Bu konuşmalardan sonra bendeki o hâl gidip, eski hâlime döndüm. Derhâl başında bulunduğum kabrin yanından ayrılıp, Zeyvertûn tarafına gittim. Evime varıp, bana bırakılmış olan tacı istedim. Getirip verdiler. Onu giyince hâlim değişti. Bambaşka bir hâle girdim. Tacı alıp yola çıktım. Sabah namazı vaktinde Mevlânâ Şemseddîn’in mescidine ulaştım. Sabah namazını orada kılıp, o gün Eyne adındaki köyde kaldım. Ertesi gün güneş doğarken Nesef tarafına hareket ettim. Yolda daha önce büyüklerin işâret ettiği gibi bir ihtiyâra rastladım. Bana bir ekmek verdi. Ekmeği alıp, hiç birşey söylemeden geçip gittim. Sonra bir kervana rastladım. Kervanın başları bana; “Ey yiğit, nereden geliyorsun?” dediler. Ben de; “Eyne köyünden geliyorum” dedim. Ne zaman yola çıktığımı sordular. “Güneş doğarken yola çıktım” dedim. Kervana rastladığım vakit kuşluk vakti idi. Kervandakiler bu sözümü işitince hayret edip; “Eyne köyü buraya dört fersah (yaklaşık 24 km.) mesafededir. Sabah vakti çıkılsa, ancak buraya ikindiden sonra gelinebilir” dediler. Kervanı da geçip gittim. Kervanı geçtikten sonra bir atlıya rastladım. Bana; “Sen kimsin? Seni görünce içime bir korku düştü” dedi. “Ben öyle bir kimseyim ki, sen benim önümde tövbe edeceksin” dedim. O atlı yanıma gelip tövbe etti. Şarap yüklü bir beygiri vardı. Beygirin üzerindeki şarabı yere döktü. Onu da geçip yoluma devam ettim. Nesef taraflarında bir köye uğradım. Seyyid Emîr Külâl’in orada olduğunu öğrendim. Hâcegân büyüklerinin mübârek tacını çıkarıp arz ettim. Bir müddet sükût etti, sonra; “Bu tâc, Hâcegân büyüklerinin mübârek taçlarıdır” buyurdu. “Evet efendim” dedim. Bu tâc-ı şerîfi almakta iki şart vardır. Birinci şart; bunu korumak, ikincisi; icâbını yerine getirmek. Bu iki şart, büyüklerin (Hâcegân’ın) yolunda bulunmak ve bize hizmettir. Bundan sonra ben de bu şartlara uymak üzere tacı alıp kabûl ettim.”

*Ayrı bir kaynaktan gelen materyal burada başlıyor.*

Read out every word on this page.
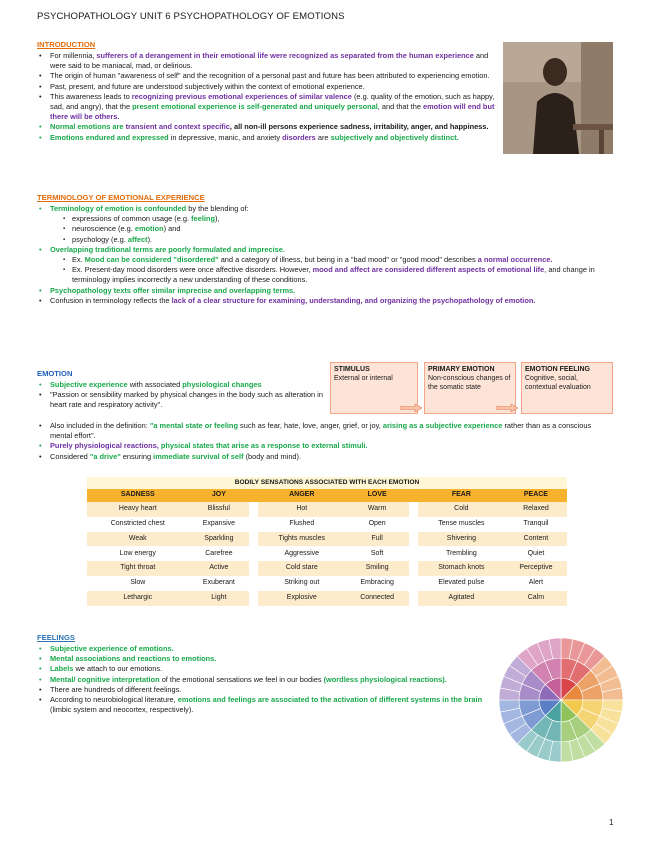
PSYCHOPATHOLOGY UNIT 6 PSYCHOPATHOLOGY OF EMOTIONS
INTRODUCTION
• For millennia, sufferers of a derangement in their emotional life were recognized as separated from the human experience and were said to be maniacal, mad, or delirious.
• The origin of human "awareness of self" and the recognition of a personal past and future has been attributed to experiencing emotion.
• Past, present, and future are understood subjectively within the context of emotional experience.
• This awareness leads to recognizing previous emotional experiences of similar valence (e.g. quality of the emotion, such as happy, sad, and angry), that the present emotional experience is self-generated and uniquely personal, and that the emotion will end but there will be others.
• Normal emotions are transient and context specific, all non-ill persons experience sadness, irritability, anger, and happiness.
• Emotions endured and expressed in depressive, manic, and anxiety disorders are subjectively and objectively distinct.
TERMINOLOGY OF EMOTIONAL EXPERIENCE
• Terminology of emotion is confounded by the blending of:
▪ expressions of common usage (e.g. feeling),
▪ neuroscience (e.g. emotion) and
▪ psychology (e.g. affect).
• Overlapping traditional terms are poorly formulated and imprecise.
▪ Ex. Mood can be considered "disordered" and a category of illness, but being in a "bad mood" or "good mood" describes a normal occurrence.
▪ Ex. Present-day mood disorders were once affective disorders. However, mood and affect are considered different aspects of emotional life, and change in terminology implies incorrectly a new understanding of these conditions.
• Psychopathology texts offer similar imprecise and overlapping terms.
• Confusion in terminology reflects the lack of a clear structure for examining, understanding, and organizing the psychopathology of emotion.
EMOTION
• Subjective experience with associated physiological changes
• "Passion or sensibility marked by physical changes in the body such as alteration in heart rate and respiratory activity".
• Also included in the definition: "a mental state or feeling such as fear, hate, love, anger, grief, or joy, arising as a subjective experience rather than as a conscious mental effort".
• Purely physiological reactions, physical states that arise as a response to external stimuli.
• Considered "a drive" ensuring immediate survival of self (body and mind).
STIMULUS
External or internal
PRIMARY EMOTION
Non-conscious changes of the somatic state
EMOTION FEELING
Cognitive, social, contextual evaluation
BODILY SENSATIONS ASSOCIATED WITH EACH EMOTION							
SADNESS	JOY		ANGER	LOVE		FEAR	PEACE
Heavy heart	Blissful		Hot	Warm		Cold	Relaxed
Constricted chest	Expansive		Flushed	Open		Tense muscles	Tranquil
Weak	Sparkling		Tights muscles	Full		Shivering	Content
Low energy	Carefree		Aggressive	Soft		Trembling	Quiet
Tight throat	Active		Cold stare	Smiling		Stomach knots	Perceptive
Slow	Exuberant		Striking out	Embracing		Elevated pulse	Alert
Lethargic	Light		Explosive	Connected		Agitated	Calm
FEELINGS
• Subjective experience of emotions.
• Mental associations and reactions to emotions.
• Labels we attach to our emotions.
• Mental/ cognitive interpretation of the emotional sensations we feel in our bodies (wordless physiological reactions).
• There are hundreds of different feelings.
• According to neurobiological literature, emotions and feelings are associated to the activation of different systems in the brain (limbic system and neocortex, respectively).
1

Yine şöyle anlatmıştır: “Tasavvufda ilerlemek için çalıştığım ilk günlerde, bir yerde iki kişinin konuşup sohbet ettiğim görsem, gider onlara katılırdım. Onları dinlerdim. Eğer Allahü teâlâdan, Resûlullahtan, Kur’ân-ı kerîmden konuşup, hayır olan işlerden bahsederlerse, memnun olur ferahlık duyardım. Boş şeyler konuşanlardan ise, keder ve üzüntü duyarak uzaklaşırdım.” Yine şöyle anlatmıştır: “Hak yolda ilerleyip, günahlardan arınmağa ve olgunlaşmağa çalıştığım günlerde, birgün yolum bir kumarhâneye uğradı. İnsanların toplanıp kumar oynamakta olduklarını gördüm. Bunlardan iki kişi kumara öylesine dalmışlardı ki, hiçbir şeyin farkında değildiler. Böylece bir müddet devam ettiler. Nihâyet birisi kaybettikçe kaybetti. Neyi varsa ortaya koydu, onları da kaybetti. Dünyalık neyi varsa hepsi bitti. Buna rağmen, kumar oynadığı kimseye şöyle diyordu: “Bu kadar kaybıma rağmen, bu oyunda başımı dahî versem oyundan vazgeçmem.” Kumarbazın, kumar oynayıp bu kadar zarar ve ziyan görmesine rağmen, o oyuna olan hırsı bana ibret oldu. Hak yolunda yürüyüp daha da olgunlaşabilmek için, bende öyle bir gayret hâsıl oldu ki, o günden i’tibâren Hak yolunda talebim hergün biraz daha arttı.”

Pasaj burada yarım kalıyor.